Sports stadium in Sardinia, Italy

Stadio Comunale "Is Arenas" is a sports stadium in Quartu Sant'Elena, Sardinia, Italy. It is mostly used for football games and was the home venue of Serie A club Cagliari Calcio for the 2012–13 season.

The stadium is currently under renovation after Cagliari relocated out of their former home venue, Stadio Sant'Elia, in order to make it comply with Serie A league standards in time for the new season.

== History ==

=== Origin ===
Like most of Italian stadiums, it is owned by the local council, the municipality of Quartu Sant'Elena . In the 1980s, Quartu Sant'Elena's local team (Sant'Elena) played its home games in the ground in Serie C2

=== Renovation ===
In 2012, Cagliari Calcio relocated to the stadium due to the Sant'Elia's unavailability. The stadium was a simple pitch with a concrete stand. It was expanded and to a capacity of 16,200 seats.

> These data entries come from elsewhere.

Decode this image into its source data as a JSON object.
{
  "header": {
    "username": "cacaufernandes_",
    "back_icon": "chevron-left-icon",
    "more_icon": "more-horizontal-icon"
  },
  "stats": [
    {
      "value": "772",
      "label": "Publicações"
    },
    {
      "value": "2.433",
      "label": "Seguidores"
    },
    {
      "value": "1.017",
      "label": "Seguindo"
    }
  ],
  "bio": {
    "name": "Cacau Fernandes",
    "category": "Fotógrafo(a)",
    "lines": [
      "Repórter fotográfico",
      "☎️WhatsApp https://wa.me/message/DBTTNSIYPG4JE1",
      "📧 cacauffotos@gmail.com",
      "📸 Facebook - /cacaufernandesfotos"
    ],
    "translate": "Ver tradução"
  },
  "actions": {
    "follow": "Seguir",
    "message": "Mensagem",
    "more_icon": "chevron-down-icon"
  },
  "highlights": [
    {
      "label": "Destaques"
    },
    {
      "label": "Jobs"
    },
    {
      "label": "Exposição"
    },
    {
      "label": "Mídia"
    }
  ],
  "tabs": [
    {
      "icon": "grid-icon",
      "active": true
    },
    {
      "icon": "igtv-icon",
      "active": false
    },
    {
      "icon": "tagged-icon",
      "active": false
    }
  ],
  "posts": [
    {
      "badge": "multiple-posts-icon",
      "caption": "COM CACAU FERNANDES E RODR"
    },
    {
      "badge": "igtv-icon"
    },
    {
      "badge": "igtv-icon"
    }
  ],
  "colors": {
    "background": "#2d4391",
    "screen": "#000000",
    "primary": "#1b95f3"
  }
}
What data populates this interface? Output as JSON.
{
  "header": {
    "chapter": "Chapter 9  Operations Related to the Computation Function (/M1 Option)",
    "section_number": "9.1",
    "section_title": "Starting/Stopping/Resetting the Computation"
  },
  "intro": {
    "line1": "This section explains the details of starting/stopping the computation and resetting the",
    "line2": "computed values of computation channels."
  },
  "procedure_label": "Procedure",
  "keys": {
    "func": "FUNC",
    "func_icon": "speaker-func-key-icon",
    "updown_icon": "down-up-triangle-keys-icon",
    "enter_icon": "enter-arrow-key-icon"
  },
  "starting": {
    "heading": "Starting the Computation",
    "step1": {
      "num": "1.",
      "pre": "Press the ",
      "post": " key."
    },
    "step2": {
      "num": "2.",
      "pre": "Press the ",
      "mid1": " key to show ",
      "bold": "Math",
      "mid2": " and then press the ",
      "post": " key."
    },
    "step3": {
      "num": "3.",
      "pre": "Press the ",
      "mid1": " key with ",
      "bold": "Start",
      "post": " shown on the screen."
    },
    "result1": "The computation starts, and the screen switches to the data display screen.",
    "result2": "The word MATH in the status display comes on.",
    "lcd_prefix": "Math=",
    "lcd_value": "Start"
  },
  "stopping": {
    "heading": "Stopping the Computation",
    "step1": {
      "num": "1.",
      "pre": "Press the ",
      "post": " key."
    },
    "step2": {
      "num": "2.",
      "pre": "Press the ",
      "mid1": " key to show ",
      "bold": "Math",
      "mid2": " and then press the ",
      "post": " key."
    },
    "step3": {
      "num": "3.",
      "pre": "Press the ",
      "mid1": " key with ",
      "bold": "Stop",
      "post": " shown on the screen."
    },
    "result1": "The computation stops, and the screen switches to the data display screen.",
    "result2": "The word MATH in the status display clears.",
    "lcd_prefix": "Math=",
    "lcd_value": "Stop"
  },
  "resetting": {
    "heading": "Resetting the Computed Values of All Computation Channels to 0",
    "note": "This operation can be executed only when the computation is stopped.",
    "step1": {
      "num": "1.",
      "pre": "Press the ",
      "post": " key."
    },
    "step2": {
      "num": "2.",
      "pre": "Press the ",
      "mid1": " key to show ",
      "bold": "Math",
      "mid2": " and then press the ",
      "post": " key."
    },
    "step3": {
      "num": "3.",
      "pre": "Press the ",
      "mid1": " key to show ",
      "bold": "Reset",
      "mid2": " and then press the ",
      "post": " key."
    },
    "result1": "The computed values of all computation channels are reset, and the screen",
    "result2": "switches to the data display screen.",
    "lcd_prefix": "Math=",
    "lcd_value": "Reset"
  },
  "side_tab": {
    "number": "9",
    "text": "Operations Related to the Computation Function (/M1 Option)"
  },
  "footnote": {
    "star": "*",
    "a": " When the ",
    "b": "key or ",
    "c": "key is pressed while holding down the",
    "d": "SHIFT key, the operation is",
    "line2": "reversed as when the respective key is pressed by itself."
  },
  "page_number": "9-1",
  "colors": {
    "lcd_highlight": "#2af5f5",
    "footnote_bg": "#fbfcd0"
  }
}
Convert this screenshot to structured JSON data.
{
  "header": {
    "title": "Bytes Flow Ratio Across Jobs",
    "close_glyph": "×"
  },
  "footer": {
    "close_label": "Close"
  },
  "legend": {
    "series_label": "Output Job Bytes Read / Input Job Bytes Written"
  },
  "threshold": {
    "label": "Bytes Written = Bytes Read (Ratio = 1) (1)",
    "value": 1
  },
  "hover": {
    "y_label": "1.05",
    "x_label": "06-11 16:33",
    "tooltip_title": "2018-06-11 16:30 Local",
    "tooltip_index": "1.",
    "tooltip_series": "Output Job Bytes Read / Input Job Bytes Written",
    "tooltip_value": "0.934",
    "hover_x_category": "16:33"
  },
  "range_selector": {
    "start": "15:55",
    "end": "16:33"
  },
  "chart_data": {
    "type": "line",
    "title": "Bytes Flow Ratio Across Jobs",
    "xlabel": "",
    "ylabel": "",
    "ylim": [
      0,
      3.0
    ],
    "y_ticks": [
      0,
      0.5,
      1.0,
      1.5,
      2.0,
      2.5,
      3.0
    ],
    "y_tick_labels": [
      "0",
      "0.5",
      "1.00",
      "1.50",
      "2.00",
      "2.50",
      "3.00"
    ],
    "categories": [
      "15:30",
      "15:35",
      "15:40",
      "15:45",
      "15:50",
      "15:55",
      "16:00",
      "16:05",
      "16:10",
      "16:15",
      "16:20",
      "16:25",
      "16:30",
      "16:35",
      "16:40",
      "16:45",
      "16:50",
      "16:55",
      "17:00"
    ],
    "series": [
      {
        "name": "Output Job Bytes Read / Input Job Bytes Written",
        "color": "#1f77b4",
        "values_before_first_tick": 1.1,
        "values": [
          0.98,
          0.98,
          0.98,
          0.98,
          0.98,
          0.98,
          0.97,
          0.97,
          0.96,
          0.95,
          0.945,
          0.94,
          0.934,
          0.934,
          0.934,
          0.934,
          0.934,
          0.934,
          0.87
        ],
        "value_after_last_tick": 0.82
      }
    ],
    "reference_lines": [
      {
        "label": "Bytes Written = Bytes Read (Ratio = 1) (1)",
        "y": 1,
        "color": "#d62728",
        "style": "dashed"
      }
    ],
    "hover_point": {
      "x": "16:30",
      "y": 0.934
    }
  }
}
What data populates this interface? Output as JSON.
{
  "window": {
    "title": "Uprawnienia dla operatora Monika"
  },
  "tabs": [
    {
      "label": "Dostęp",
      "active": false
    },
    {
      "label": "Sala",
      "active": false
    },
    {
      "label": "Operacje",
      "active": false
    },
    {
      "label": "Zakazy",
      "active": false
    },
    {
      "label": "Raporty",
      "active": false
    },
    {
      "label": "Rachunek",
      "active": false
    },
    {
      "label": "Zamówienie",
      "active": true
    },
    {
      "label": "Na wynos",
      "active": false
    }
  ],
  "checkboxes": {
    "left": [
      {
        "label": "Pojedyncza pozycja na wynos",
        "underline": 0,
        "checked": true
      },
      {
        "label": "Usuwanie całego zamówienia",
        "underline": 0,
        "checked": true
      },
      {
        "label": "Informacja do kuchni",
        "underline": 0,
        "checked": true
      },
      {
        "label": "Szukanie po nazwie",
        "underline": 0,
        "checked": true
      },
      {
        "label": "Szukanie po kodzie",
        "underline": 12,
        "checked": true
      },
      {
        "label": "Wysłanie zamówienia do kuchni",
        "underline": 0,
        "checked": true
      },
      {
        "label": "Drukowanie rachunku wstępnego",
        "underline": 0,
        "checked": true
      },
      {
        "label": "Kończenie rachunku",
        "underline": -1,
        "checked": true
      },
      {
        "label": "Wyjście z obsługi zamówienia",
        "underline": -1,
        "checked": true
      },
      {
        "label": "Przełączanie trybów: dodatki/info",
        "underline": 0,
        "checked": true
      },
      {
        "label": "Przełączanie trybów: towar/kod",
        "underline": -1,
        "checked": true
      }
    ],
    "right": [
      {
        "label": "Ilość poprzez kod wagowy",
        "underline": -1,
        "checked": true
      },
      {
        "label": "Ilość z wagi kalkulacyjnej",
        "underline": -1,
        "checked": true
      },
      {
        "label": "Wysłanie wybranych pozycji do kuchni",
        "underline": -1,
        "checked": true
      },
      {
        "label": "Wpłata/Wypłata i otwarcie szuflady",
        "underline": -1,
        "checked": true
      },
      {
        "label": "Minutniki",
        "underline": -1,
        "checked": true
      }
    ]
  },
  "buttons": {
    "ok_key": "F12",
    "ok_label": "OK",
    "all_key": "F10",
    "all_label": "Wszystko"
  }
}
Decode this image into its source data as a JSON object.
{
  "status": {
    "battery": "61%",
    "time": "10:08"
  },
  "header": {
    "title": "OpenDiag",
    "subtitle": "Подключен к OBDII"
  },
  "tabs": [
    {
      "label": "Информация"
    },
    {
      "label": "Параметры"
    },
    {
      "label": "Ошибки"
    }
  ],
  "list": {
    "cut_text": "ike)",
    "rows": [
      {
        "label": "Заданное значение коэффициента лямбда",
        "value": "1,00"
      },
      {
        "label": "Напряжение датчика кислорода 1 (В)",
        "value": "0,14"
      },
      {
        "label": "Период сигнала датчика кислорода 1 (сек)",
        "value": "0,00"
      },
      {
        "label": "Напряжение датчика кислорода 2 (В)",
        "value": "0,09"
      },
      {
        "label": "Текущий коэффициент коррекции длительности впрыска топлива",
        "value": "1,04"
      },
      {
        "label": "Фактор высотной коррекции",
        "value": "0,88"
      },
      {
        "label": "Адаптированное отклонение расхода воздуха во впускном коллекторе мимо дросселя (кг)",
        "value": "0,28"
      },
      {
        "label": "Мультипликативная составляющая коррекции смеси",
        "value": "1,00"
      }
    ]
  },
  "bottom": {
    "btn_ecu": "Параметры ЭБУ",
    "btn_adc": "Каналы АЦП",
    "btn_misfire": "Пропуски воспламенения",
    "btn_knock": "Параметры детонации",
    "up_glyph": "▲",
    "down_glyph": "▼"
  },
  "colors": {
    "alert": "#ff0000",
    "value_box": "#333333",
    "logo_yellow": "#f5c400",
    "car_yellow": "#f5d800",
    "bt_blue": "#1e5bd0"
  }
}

Current renovation works were planned to cost €1.2 million and last for five months in 2012, but as of 2026 construction is still underway, and its cost has risen to over € 2 million.

== Structure ==
Three quarters of the stadium consists of temporary stands in steel tubes. The main stand is made of steel and prefabricated elements and is completely covered. There are five lighting towers for overall illumination of 1400 lux. The playing field consists of natural grass, with grafts of Cynodon dactylon and Paspalum vaginatum, ideal at the temperature of 25 °C.